For my artificial setups, I like to run a medium-heavy action rod with a 300-size Piscifun Alijoz. This reel sounds like it would be too small, but with 33 lb of drag, it does just fine! And the smaller size makes it much more comfortable to hold all day while casting and fighting fish.
For my live bait rods, I still run medium-heavy action rods with an 8000-size Piscifun Captain reel. I love this reel because, for its size, it is extremely light, coming in at only 17.2oz. It has Brass gears, and a max drag of 44 lb, which is more than enough drag to fight a Tarpon effectively, add to the list that it can hold close to 300 yards of 50lb braid, and this reel is the ultimate Tarpon spinning reel.
Snook & Trout
Try to look for deeper cuts with many currents adjacent to a flat as snook and trout begin to stage closer to the ocean. On an incoming tide, fish will sit in the deeper channel and feed as bait is being pushed through from the current; as the water rises, baitfish will move up onto the flat, and the Snook and trout will be right behind them.
Whether you're looking to target fish in the flat or deer cuts, using soft plastic swimbaits, flukes, and bucktail jigs between 3/8th oz. to ¾ oz can be effective.

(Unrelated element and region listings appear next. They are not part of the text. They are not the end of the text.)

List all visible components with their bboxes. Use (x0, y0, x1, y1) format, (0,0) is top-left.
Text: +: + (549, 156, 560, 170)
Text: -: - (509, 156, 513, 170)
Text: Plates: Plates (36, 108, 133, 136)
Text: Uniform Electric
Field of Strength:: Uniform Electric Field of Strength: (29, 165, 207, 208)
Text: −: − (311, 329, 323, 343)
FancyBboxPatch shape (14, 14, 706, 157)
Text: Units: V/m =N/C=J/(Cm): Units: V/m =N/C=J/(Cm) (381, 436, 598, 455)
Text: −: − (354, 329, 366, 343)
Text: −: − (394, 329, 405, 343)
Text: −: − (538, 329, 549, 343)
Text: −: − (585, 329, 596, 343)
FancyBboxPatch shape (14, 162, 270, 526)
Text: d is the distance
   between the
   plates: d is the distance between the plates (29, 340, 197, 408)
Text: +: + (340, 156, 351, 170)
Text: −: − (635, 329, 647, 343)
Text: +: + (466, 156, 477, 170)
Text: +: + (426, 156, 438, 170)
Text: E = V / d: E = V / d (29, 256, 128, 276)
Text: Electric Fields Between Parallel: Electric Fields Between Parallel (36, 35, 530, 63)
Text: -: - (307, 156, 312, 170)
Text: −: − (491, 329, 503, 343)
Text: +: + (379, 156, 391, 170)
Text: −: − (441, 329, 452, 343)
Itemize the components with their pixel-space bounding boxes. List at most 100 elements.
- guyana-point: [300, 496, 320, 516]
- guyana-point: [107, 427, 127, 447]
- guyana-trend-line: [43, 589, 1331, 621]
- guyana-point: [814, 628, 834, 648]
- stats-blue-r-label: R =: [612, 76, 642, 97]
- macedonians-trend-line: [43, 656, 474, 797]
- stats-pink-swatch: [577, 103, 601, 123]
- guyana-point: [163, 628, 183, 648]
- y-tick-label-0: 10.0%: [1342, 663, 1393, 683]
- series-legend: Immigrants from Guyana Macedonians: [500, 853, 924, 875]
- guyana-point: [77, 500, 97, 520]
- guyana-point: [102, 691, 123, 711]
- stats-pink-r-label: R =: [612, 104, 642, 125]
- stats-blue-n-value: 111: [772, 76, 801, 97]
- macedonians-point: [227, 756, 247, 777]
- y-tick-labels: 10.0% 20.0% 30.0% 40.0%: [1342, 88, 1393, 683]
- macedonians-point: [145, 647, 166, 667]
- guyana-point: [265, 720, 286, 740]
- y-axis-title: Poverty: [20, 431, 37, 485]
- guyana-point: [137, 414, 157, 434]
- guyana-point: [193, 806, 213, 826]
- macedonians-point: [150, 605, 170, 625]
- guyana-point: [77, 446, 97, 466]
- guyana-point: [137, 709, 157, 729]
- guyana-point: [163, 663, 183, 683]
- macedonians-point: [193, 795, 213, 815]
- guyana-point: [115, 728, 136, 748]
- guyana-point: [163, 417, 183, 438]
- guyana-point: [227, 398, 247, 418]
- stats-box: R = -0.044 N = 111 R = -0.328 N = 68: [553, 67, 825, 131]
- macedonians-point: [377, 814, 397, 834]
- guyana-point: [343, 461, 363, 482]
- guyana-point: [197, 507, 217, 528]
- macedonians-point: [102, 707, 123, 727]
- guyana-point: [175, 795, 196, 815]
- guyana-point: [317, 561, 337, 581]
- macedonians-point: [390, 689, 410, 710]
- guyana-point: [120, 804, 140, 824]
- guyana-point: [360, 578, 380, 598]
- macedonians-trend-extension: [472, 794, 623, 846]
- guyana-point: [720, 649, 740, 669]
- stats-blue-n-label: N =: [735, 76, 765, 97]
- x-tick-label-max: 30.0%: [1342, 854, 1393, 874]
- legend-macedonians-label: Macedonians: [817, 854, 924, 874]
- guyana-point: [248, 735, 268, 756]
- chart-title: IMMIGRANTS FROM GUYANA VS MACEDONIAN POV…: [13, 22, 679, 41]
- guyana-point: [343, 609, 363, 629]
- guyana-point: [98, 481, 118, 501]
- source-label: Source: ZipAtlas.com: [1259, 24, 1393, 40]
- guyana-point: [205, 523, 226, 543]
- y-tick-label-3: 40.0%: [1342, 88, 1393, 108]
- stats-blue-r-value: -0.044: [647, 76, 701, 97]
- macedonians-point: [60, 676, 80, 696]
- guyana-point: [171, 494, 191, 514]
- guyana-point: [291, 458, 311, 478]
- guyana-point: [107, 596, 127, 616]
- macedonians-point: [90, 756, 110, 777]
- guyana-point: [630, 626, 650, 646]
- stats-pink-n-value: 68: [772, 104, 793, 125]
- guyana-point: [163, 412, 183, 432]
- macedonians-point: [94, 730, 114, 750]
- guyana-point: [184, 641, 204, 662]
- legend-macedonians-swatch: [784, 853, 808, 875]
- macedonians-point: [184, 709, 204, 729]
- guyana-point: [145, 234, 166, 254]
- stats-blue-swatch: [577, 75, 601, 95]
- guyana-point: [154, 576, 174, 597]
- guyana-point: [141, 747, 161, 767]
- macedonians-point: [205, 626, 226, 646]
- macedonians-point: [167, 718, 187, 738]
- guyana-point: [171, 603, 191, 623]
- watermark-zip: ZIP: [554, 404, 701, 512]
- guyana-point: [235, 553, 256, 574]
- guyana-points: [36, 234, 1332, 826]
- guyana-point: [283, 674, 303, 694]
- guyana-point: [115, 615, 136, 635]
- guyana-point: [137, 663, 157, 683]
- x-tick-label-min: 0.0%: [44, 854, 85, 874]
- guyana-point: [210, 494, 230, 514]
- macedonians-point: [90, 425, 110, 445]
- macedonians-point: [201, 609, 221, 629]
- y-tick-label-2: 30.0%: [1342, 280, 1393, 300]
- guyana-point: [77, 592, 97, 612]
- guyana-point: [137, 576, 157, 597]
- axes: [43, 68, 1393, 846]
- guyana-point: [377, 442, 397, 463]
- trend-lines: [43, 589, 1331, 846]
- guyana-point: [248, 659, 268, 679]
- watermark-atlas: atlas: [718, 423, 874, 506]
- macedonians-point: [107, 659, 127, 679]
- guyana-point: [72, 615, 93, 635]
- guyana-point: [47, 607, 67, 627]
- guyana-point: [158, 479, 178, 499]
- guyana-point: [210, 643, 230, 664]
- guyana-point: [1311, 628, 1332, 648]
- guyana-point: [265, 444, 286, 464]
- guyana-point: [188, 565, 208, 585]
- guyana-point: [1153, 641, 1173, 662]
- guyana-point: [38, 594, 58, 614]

Pitching live pilchards along mangrove edges is another technique that can often yield great results. And, if you are fishing during a cold front, it is hard to beat a jig with a piece of shrimp hopped off the bottom.
For all these techniques, I like to use a 7ft medium heavy rod paired with a 3000 size Piscifun Captain or Carbon X reel. For this setup, I paired it with a 30lb braid line and topped it off with a 30-40 pound fluorocarbon leader. The smooth and powerful drag of these reels helps keep and pull fish away from mangroves, where they will ultimately break the line.
With water temps consistently warming and fish on the move, do not be afraid to do a lot of moving. If fishing in an area that you think looks good doesn't produce a bit within 15-20 minutes, move and try something else that looks like it may be productive. Always being on the hunt and consistently trying new areas will ultimately make you a better angler and help you learn more about which spots hold fish consistently and which do not.
Get out there and put some fish into the boat!